St. Ranger was coming off a three-week tour last August when they settled down in Los Angeles to record. 

"[The album is] poppy and the song structures are straightforward," Taylor said. "We have some songs that are a bit darker and the structure is a bit more unique, but those are coming later this year."

Vacationing in sunny California and playing shows after they recorded helped the band lay down the tracks that were the "cream of the summer crop."

However, recording the album was only the first step. Mixing and mastering the album took longer than expected. Once it was ready, the band also ran into problems getting vinyl in time for their record release party. 

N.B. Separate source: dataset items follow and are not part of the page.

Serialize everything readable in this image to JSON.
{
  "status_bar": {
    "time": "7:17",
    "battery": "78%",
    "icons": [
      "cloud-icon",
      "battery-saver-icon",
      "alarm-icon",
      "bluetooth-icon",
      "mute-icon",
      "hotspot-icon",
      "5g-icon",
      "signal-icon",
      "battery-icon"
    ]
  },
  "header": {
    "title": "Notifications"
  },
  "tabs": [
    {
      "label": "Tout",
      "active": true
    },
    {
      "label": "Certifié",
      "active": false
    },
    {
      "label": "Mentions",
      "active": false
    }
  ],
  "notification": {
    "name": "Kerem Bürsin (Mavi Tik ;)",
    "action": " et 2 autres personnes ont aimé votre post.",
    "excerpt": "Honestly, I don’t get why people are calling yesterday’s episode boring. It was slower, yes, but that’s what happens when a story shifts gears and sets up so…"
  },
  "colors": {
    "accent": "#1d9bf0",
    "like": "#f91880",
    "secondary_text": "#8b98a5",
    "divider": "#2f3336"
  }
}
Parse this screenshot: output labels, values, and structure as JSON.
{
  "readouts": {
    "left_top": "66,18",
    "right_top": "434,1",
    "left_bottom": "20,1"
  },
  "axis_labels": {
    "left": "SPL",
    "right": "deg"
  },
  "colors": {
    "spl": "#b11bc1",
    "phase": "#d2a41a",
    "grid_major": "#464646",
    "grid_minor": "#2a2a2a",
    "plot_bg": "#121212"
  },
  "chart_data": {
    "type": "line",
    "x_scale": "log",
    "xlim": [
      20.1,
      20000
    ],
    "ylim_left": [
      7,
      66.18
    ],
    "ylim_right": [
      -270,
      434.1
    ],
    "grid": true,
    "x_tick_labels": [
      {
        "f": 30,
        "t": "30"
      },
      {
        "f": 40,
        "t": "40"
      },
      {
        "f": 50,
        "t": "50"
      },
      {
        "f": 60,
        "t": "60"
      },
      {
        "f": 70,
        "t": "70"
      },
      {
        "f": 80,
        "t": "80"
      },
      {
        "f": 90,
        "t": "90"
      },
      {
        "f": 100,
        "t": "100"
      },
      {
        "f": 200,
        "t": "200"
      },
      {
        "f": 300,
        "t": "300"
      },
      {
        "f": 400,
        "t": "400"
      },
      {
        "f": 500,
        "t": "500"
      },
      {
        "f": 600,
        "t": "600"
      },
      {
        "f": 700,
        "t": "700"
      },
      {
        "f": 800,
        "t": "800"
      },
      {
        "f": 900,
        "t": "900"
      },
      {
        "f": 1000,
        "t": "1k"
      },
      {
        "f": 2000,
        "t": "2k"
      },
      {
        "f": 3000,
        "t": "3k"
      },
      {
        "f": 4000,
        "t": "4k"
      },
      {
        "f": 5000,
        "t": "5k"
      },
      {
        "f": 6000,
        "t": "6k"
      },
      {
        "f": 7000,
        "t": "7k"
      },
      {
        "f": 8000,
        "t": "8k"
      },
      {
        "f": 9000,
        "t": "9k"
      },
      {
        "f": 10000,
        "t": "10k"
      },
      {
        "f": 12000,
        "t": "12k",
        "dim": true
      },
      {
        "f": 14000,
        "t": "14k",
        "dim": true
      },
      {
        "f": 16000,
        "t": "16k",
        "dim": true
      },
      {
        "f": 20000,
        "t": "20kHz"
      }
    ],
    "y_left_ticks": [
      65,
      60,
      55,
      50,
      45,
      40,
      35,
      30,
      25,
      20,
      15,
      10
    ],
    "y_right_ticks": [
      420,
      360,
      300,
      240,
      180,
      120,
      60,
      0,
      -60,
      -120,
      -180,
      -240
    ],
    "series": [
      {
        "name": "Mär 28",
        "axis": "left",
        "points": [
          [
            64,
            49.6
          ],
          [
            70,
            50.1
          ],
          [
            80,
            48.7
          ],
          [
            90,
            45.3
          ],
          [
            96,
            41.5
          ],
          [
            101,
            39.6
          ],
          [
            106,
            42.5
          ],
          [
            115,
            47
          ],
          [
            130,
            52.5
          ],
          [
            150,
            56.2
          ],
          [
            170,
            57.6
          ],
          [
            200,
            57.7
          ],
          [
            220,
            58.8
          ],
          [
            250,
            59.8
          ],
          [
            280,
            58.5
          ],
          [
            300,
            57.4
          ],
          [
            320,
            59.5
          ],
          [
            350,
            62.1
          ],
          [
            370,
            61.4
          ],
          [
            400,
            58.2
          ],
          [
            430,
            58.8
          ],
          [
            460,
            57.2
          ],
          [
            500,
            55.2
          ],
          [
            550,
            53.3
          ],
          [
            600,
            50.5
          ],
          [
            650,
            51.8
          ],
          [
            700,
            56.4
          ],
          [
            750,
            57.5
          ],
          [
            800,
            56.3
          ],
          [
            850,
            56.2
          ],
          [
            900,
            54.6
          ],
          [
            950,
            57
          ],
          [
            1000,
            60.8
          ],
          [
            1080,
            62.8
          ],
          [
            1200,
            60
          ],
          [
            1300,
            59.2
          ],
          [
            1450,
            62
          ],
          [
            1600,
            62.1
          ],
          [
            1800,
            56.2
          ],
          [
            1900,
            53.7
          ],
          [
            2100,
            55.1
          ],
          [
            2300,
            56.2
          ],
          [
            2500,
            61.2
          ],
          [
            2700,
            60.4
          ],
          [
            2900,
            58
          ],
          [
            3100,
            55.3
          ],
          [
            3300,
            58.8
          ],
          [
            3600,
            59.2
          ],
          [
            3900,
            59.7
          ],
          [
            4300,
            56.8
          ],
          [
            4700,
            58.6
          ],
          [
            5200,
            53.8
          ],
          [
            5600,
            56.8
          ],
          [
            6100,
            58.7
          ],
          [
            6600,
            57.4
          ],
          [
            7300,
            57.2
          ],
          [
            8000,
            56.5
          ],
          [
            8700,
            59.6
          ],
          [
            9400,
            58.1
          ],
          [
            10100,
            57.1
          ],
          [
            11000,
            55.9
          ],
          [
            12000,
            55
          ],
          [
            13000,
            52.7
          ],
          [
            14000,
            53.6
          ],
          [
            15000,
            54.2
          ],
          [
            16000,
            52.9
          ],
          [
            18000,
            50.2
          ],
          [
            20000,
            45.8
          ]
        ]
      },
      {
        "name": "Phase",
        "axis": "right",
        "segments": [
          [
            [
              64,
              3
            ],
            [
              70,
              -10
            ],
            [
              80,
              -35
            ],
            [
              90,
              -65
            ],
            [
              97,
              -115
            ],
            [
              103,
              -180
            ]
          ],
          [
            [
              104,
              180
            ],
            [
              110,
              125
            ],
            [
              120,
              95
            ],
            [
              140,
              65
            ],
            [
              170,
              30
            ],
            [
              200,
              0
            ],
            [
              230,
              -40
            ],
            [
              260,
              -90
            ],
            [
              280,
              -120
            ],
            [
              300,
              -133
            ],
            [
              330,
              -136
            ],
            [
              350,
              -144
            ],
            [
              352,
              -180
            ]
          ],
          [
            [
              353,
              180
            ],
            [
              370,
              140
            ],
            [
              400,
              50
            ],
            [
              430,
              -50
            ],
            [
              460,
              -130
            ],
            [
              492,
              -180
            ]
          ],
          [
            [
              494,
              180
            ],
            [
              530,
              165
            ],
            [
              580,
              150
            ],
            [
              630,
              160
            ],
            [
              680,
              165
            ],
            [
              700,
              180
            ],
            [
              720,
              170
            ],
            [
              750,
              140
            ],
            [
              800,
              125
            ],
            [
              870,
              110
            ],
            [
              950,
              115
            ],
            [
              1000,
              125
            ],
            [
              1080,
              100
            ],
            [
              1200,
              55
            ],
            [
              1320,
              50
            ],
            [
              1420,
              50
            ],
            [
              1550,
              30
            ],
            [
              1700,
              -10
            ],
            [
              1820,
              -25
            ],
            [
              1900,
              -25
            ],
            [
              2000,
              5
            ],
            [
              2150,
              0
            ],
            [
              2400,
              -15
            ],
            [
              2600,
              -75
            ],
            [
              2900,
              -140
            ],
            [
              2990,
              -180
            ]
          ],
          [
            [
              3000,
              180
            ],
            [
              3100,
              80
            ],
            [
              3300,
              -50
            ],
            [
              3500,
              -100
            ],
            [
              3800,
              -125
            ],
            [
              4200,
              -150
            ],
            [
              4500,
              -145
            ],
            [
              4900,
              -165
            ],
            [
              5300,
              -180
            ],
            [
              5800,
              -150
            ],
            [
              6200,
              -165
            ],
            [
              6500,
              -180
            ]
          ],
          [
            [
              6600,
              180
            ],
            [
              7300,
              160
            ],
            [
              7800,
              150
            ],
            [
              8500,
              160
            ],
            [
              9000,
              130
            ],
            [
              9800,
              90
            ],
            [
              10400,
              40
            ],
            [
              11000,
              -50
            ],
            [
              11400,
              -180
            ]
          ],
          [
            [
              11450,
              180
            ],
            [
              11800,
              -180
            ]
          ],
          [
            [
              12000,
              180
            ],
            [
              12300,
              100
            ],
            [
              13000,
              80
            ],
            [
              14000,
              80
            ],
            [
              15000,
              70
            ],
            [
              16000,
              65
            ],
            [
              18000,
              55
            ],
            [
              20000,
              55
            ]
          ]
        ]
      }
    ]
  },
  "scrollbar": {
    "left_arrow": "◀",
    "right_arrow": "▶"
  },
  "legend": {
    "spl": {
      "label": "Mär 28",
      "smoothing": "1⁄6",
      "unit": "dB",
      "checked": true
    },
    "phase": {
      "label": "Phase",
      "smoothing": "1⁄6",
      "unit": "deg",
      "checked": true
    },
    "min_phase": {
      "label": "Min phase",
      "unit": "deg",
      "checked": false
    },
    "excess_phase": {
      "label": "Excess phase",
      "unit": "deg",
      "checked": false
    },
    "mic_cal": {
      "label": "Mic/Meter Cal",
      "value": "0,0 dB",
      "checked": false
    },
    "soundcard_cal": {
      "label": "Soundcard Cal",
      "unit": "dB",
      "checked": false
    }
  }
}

"We're trying to take a different approach in that we're not going to print CDs for this album," said Taylor. "It's hard to make money off CDs. They're cheaper but not a lot of people want them anymore."

Taylor said it had been years since he even bought a CD, which seems fairly outdated these days. 

"A lot of the push toward digital music is because CDs aren't a quality product anymore, so we're trying to put out vinyls that the people aren't about to go home and throw them away because it's a product that they're going to want to hold onto, and it feels better than a CD does," he said. 

The Color Group is trying to enter this niche market with vinyl and hopes to create a better product for St. Ranger and Owl & Penny. 

Taylor said it was difficult having to deal with outside parties that couldn't keep to their deadlines. He found that it was hard to trust anyone but himself, but that it was all part of the learning curve. 

This music education started early for Taylor, who met his band mates in high school when they were all in different bands. It was at this point that he decided to try booking shows for himself.